Deitado ainda sobre o leito da cama o senhor
abriu os olhos e não conseguiu mais fechá-los com facilidade. Para ele, essa
sensação não era mais tanta novidade, porém ainda o incomodava. A insônia atingia-o há quase duas semanas e
parecia que uma batalha fora iniciada desde então.

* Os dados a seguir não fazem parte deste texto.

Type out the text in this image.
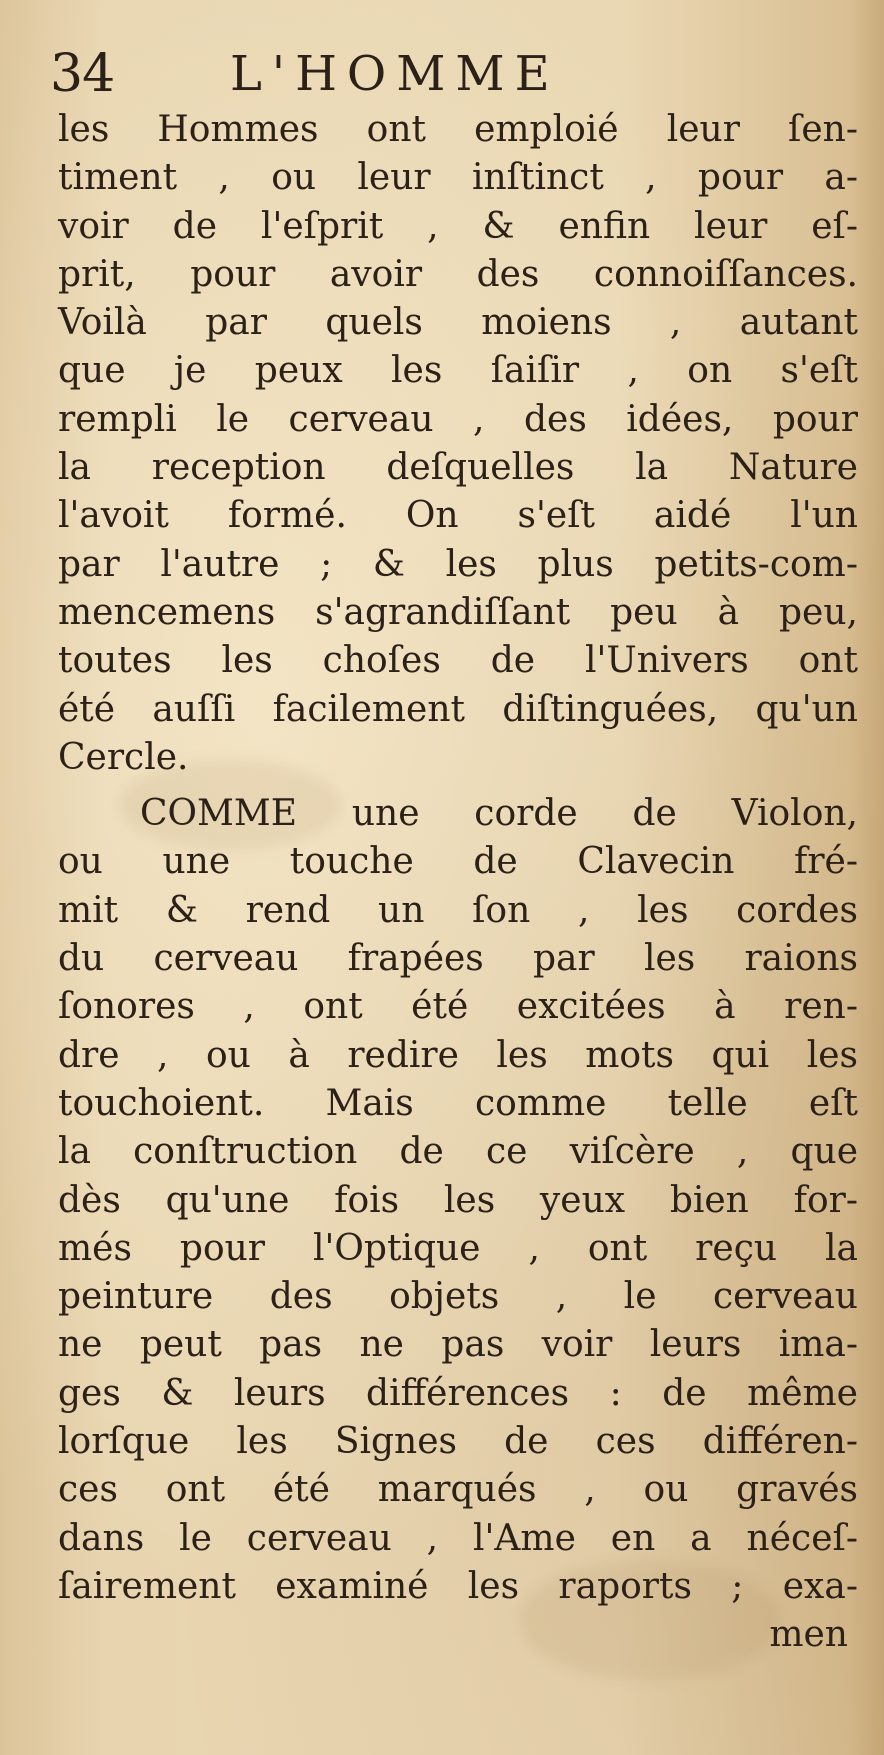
34 L'HOMME
les Hommes ont emploié leur ſen-
timent , ou leur inſtinct , pour a-
voir de l'eſprit , & enfin leur eſ-
prit, pour avoir des connoiſſances.
Voilà par quels moiens , autant
que je peux les ſaiſir , on s'eſt
rempli le cerveau , des idées, pour
la reception deſquelles la Nature
l'avoit formé. On s'eſt aidé l'un
par l'autre ; & les plus petits-com-
mencemens s'agrandiſſant peu à peu,
toutes les choſes de l'Univers ont
été auſſi facilement diſtinguées, qu'un
Cercle.
COMME une corde de Violon,
ou une touche de Clavecin fré-
mit & rend un ſon , les cordes
du cerveau frapées par les raions
ſonores , ont été excitées à ren-
dre , ou à redire les mots qui les
touchoient. Mais comme telle eſt
la conſtruction de ce viſcère , que
dès qu'une fois les yeux bien for-
més pour l'Optique , ont reçu la
peinture des objets , le cerveau
ne peut pas ne pas voir leurs ima-
ges & leurs différences : de même
lorſque les Signes de ces différen-
ces ont été marqués , ou gravés
dans le cerveau , l'Ame en a néceſ-
ſairement examiné les raports ; exa-
men
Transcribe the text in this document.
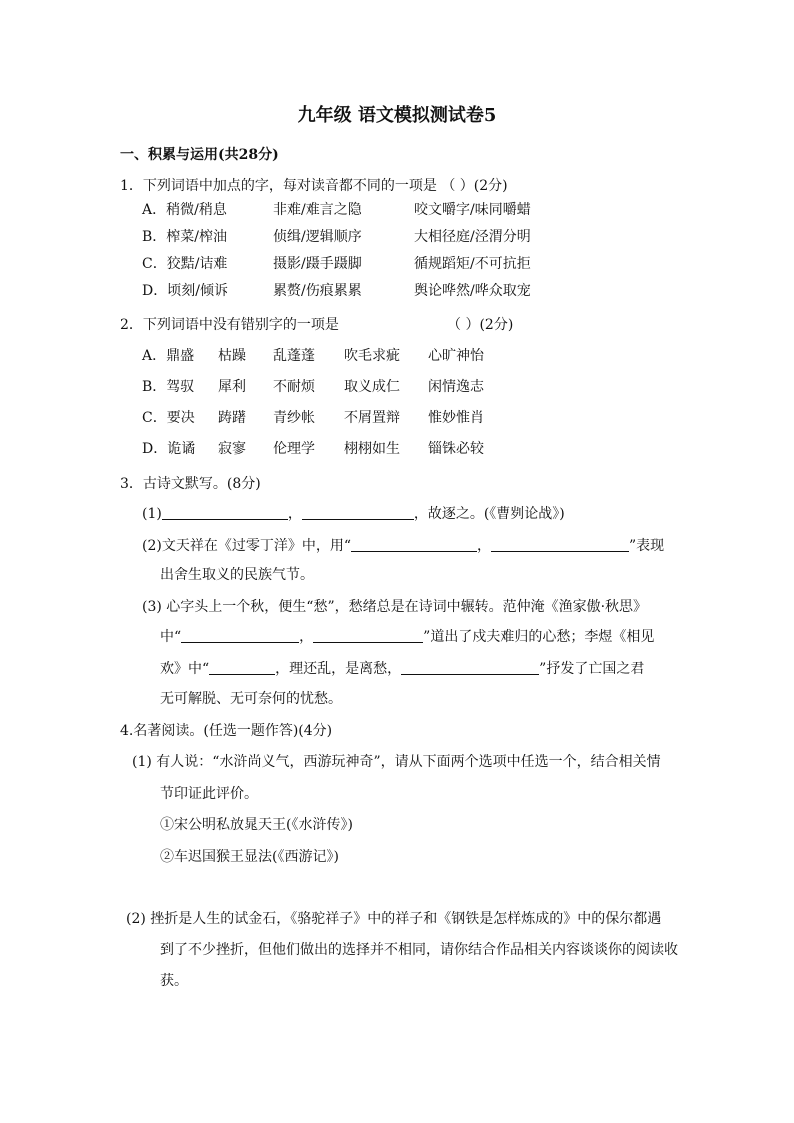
九年级 语文模拟测试卷5
一、积累与运用(共28分)
1．下列词语中加点的字，每对读音都不同的一项是 （ ）(2分)
A．稍微/稍息	非难/难言之隐	咬文嚼字/味同嚼蜡
B．榨菜/榨油	侦缉/逻辑顺序	大相径庭/泾渭分明
C．狡黠/诘难	摄影/蹑手蹑脚	循规蹈矩/不可抗拒
D．顷刻/倾诉	累赘/伤痕累累	舆论哗然/哗众取宠
2．下列词语中没有错别字的一项是	（ ）(2分)
A．鼎盛	枯躁	乱蓬蓬	吹毛求疵	心旷神怡
B．驾驭	犀利	不耐烦	取义成仁	闲情逸志
C．要决	踌躇	青纱帐	不屑置辩	惟妙惟肖
D．诡谲	寂寥	伦理学	栩栩如生	锱铢必较
3．古诗文默写。(8分)
(1)	，	，故逐之。(《曹刿论战》)
(2)文天祥在《过零丁洋》中，用“	，	”表现
出舍生取义的民族气节。
(3) 心字头上一个秋，便生“愁”，愁绪总是在诗词中辗转。范仲淹《渔家傲·秋思》
中“	，	”道出了戍夫难归的心愁；李煜《相见
欢》中“	，理还乱，是离愁，	”抒发了亡国之君
无可解脱、无可奈何的忧愁。
4.名著阅读。(任选一题作答)(4分)
(1) 有人说：“水浒尚义气，西游玩神奇”，请从下面两个选项中任选一个，结合相关情
节印证此评价。
①宋公明私放晁天王(《水浒传》)
②车迟国猴王显法(《西游记》)
(2) 挫折是人生的试金石，《骆驼祥子》中的祥子和《钢铁是怎样炼成的》中的保尔都遇
到了不少挫折，但他们做出的选择并不相同，请你结合作品相关内容谈谈你的阅读收
获。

Mesmo com os olhos abertos, os
ouvidos, na madrugada, tornavam-se tão apurados como os de um animal. Ele
escutava perfeitamente singelos barulhos executados durante o dia, mas perceptíveis
apenas pela noite silenciosa. O relógio da sala, a dilatação dos móveis de
madeira e a torneira que pingava no banheiro soavam como uma canção horrível,
de notas desconexas, que elevavam a irritação em sua mente já atordoada.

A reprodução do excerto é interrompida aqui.